Although Turkey regularly carries out airstrikes against PKK targets in northern Iraq, this was the first time it has struck the Sinjar region. Turkey has long claimed that the area was becoming a hotbed for PKK rebels.
Sinjar Mayor Mahma Khalil said the strikes started about 2:30 a.m., killing five members of the peshmerga and wounding nine. Khalil said he was not aware of any casualties among PKK rebels.
The peshmerga command called on the PKK to withdraw from the Sinjar region, saying the "PKK must stop destabilizing and escalating tensions in the area."
The PKK has led an insurgency in southeast Turkey since 1984 and is considered a terror organization by Turkey and its allies.
Last year, Turkey sent troops into Syria to back Syrian opposition fighters in the battle against Islamic State and curb the expansion of the U.S.-backed Syrian Kurdish forces.
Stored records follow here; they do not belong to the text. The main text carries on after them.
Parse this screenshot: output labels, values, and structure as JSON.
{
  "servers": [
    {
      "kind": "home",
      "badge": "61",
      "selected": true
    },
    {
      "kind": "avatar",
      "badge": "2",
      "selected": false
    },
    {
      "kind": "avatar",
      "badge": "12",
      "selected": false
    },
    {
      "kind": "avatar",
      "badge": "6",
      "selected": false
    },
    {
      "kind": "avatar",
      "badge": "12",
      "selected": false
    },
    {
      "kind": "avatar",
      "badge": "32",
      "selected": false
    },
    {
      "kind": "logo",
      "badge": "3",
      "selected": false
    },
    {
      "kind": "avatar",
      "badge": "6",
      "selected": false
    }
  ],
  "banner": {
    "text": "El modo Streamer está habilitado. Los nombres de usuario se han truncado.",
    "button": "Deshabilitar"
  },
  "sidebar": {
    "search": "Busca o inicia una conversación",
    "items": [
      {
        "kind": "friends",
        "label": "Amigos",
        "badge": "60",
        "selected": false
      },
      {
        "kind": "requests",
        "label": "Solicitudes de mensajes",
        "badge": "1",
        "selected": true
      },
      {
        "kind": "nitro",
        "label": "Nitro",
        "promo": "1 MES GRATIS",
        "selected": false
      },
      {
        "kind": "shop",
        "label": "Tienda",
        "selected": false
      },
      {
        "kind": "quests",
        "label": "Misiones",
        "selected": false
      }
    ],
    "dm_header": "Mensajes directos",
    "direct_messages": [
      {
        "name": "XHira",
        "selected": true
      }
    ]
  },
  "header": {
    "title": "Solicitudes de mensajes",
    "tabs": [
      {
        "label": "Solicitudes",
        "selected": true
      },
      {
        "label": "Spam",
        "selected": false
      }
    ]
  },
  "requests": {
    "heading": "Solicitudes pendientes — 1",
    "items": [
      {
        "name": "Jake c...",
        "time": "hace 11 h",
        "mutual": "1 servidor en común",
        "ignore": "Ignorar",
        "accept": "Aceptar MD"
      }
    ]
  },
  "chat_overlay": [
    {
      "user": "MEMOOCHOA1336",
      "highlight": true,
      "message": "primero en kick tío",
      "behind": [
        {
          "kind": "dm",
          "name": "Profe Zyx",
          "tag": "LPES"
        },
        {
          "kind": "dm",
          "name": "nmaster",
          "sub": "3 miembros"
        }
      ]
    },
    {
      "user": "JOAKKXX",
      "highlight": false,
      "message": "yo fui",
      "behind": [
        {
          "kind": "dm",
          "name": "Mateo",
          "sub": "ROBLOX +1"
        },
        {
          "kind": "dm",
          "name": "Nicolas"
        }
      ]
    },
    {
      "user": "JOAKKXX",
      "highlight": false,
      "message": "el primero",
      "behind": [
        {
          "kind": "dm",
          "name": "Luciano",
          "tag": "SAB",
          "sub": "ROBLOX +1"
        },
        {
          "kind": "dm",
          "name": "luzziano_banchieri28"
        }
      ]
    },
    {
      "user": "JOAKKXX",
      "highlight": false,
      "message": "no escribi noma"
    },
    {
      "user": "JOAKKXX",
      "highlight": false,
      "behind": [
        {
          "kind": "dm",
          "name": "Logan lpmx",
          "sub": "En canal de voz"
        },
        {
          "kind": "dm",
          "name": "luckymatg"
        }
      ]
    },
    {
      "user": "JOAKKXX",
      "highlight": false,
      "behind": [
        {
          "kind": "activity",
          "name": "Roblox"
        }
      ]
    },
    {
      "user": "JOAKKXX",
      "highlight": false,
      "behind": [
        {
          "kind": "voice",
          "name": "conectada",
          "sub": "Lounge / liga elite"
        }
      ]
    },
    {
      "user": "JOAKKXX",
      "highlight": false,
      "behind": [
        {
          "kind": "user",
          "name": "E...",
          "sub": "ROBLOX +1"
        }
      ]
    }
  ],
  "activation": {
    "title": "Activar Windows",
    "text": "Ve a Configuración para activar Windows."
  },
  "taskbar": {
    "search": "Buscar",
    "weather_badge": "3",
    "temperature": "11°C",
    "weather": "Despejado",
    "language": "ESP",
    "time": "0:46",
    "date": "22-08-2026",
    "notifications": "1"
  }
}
The Syrian Kurdish forces denounced Tuesday's strikes on their positions as "treacherous," accusing Turkey of undermining the anti-terrorism fight. The Syrian Kurds have driven Islamic State from large parts of Syria and are closing in on Raqqah, the de facto capital of the extremists' self-styled caliphate.
"By this attack, Turkey is trying to undermine Raqqah operation, give [Islamic State] time to reorganize and put in danger lives of thousands of" displaced, the YPG said on its Twitter account.
In Damascus, meanwhile, officials denounced new U.S. sanctions imposed by the Trump administration on 271 people linked to the Syrian agency said to be responsible for producing nonconventional weapons. The move was part of an ongoing U.S. crackdown in response to Syrian President Bashar Assad's alleged use of chemical weapons.
Khaled Abboud, a member of the Syrian parliament, said the center is "purely a research center, mostly for agricultural studies."
"The sanctions are new attempts by the U.S. administration to put pressure on the Syrian state," he told the Associated Press, calling the agency a "peaceful research center."
The U.S. has blamed Assad for a chemical weapons attack earlier this month that killed more than 80 civilians in the rebel-held northern Idlib province. Syrian officials strongly deny the charges.